If you have already compiled a kernel in the directory and wish to rebuild everything from scratch (for example because you substantially changed the kernel configuration), you will have to run make clean to remove the compiled files. make distclean removes even more generated files, including your .config file, so make sure to back it up first.

Once the kernel configuration is ready, a simple make deb-pkg will generate up to five Debian packages in standard .deb format: linux-image-version, which contains the kernel image and the associated modules; linux-headers-version, which contains the header files required to build external modules; linux-firmware-image-version, which contains the firmware files needed by some drivers (this package might be missing when you build from the kernel sources provided by Debian or Kali); linux-image-version-dbg, which contains the debugging symbols for the kernel image and its modules; and linux-libc-dev, which contains headers relevant to some user-space libraries like GNU's C library (glibc).

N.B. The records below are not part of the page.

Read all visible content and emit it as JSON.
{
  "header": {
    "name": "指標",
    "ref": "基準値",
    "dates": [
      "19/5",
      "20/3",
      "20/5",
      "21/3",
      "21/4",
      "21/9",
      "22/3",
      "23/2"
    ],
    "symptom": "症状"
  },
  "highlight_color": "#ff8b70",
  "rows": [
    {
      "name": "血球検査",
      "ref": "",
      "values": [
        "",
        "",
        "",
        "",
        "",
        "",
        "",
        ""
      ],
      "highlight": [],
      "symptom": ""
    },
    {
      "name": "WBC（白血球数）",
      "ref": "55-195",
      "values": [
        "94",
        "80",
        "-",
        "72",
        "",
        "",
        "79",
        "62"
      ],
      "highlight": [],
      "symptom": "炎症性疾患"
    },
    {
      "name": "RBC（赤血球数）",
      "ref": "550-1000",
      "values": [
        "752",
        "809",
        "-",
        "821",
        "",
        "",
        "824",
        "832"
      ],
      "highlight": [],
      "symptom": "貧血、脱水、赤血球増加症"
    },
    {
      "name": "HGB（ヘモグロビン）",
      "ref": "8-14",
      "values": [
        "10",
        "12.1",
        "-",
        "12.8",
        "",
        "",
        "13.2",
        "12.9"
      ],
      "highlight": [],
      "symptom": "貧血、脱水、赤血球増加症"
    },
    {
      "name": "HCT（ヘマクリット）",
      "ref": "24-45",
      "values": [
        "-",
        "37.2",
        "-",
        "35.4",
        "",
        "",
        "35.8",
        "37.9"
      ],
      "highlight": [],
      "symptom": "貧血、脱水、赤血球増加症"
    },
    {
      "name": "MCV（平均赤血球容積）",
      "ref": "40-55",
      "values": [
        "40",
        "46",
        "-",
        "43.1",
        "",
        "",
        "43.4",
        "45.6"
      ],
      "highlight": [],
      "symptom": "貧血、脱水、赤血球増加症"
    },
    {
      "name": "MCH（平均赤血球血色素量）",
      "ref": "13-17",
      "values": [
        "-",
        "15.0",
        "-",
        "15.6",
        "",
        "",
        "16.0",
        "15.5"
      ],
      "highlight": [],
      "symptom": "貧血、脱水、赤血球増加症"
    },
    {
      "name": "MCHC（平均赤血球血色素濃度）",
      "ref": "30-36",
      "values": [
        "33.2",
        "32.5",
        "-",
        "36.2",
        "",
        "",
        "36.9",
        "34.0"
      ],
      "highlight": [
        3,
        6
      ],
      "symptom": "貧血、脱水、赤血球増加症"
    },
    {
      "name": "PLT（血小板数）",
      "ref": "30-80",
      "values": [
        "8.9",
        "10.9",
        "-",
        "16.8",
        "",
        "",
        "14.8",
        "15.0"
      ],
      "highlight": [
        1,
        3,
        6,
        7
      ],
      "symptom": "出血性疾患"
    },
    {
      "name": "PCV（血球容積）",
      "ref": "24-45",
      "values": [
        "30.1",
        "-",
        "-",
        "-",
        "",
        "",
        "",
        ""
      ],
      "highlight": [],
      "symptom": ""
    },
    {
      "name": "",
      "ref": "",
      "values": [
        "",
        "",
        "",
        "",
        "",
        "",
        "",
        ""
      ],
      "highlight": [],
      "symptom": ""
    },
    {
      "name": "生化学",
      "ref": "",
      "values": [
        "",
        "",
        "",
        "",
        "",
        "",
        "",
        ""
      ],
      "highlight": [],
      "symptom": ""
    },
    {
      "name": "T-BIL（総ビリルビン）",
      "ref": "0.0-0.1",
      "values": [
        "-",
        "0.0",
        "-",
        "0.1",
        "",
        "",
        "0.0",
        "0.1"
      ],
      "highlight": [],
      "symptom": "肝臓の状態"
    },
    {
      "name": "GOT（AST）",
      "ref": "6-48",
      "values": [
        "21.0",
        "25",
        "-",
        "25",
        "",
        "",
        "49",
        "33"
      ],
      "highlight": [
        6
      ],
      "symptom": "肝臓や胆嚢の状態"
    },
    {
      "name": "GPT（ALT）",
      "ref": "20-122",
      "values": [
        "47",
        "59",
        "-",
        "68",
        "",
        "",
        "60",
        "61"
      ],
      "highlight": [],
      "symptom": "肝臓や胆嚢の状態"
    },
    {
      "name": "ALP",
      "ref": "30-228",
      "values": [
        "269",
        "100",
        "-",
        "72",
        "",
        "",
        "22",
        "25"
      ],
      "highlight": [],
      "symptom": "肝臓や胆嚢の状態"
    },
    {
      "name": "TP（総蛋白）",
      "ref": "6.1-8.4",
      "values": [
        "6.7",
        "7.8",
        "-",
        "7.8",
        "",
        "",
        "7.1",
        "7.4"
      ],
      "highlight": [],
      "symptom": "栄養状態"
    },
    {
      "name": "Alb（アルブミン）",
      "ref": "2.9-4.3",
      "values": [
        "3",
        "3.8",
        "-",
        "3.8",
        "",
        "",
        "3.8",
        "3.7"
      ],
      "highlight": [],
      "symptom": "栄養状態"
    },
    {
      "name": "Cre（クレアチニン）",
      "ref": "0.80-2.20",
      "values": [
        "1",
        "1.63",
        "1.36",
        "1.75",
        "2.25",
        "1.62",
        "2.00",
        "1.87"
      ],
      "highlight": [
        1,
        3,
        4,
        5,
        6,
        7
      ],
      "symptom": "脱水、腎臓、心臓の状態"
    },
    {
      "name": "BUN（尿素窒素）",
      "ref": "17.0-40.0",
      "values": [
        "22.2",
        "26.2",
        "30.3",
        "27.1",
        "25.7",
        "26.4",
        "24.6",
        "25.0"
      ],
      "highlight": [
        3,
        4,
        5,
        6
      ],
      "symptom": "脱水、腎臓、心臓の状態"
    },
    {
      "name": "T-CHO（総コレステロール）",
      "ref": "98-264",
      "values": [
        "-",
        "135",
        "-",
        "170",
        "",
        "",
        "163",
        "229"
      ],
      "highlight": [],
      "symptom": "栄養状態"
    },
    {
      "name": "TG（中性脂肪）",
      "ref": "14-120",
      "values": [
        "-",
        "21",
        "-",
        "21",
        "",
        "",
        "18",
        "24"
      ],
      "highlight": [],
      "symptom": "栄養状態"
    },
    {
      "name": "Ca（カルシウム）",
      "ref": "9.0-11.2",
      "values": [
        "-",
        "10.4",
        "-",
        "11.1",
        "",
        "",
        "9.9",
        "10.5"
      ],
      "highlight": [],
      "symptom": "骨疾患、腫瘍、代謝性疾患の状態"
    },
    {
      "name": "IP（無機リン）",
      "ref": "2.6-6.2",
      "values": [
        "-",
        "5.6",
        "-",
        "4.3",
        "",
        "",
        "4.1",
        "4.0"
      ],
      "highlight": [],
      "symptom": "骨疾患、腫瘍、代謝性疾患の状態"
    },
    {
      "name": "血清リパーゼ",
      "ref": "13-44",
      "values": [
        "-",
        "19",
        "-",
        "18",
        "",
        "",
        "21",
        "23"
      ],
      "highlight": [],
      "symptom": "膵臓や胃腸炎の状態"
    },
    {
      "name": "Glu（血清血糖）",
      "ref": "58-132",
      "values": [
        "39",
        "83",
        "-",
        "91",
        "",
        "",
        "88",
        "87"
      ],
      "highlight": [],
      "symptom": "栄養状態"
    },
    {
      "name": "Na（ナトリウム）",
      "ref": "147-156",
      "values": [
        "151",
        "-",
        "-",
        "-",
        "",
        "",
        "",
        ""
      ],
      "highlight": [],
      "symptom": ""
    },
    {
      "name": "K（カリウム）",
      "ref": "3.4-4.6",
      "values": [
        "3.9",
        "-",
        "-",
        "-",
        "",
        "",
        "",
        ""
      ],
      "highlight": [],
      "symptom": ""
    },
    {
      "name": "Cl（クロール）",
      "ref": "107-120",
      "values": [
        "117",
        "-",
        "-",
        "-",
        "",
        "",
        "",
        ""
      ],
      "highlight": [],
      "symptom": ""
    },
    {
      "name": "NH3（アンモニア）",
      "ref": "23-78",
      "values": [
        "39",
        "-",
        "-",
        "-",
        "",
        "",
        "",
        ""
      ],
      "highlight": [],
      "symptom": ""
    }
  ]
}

The version is defined by the concatenation of the upstream version (as defined by the variables VERSION, PATCHLEVEL, SUBLEVEL, and EXTRAVERSION in the Makefile), of the LOCALVERSION configuration parameter, and of the LOCALVERSION environment variable. The package version reuses the same version string with an appended revision that is regularly incremented (and stored in .version), except if you override it with the KDEB_PKGVERSION environment variable.

$ make deb-pkg LOCALVERSION=-custom KDEB_PKGVERSION=$(make kernelversion)-1
$ ls ../*.deb

To actually use the built kernel, the only step left is to install the required packages with dpkg -i file.deb. The “linux-image” package is required; you only have to install the “linux-headers” package if you have some external kernel modules to build, which is the case if you have some “*-dkms” packages installed (check with dpkg -l "*-dkms" | grep ^ii). The other packages are generally not needed (unless you know why you need them)!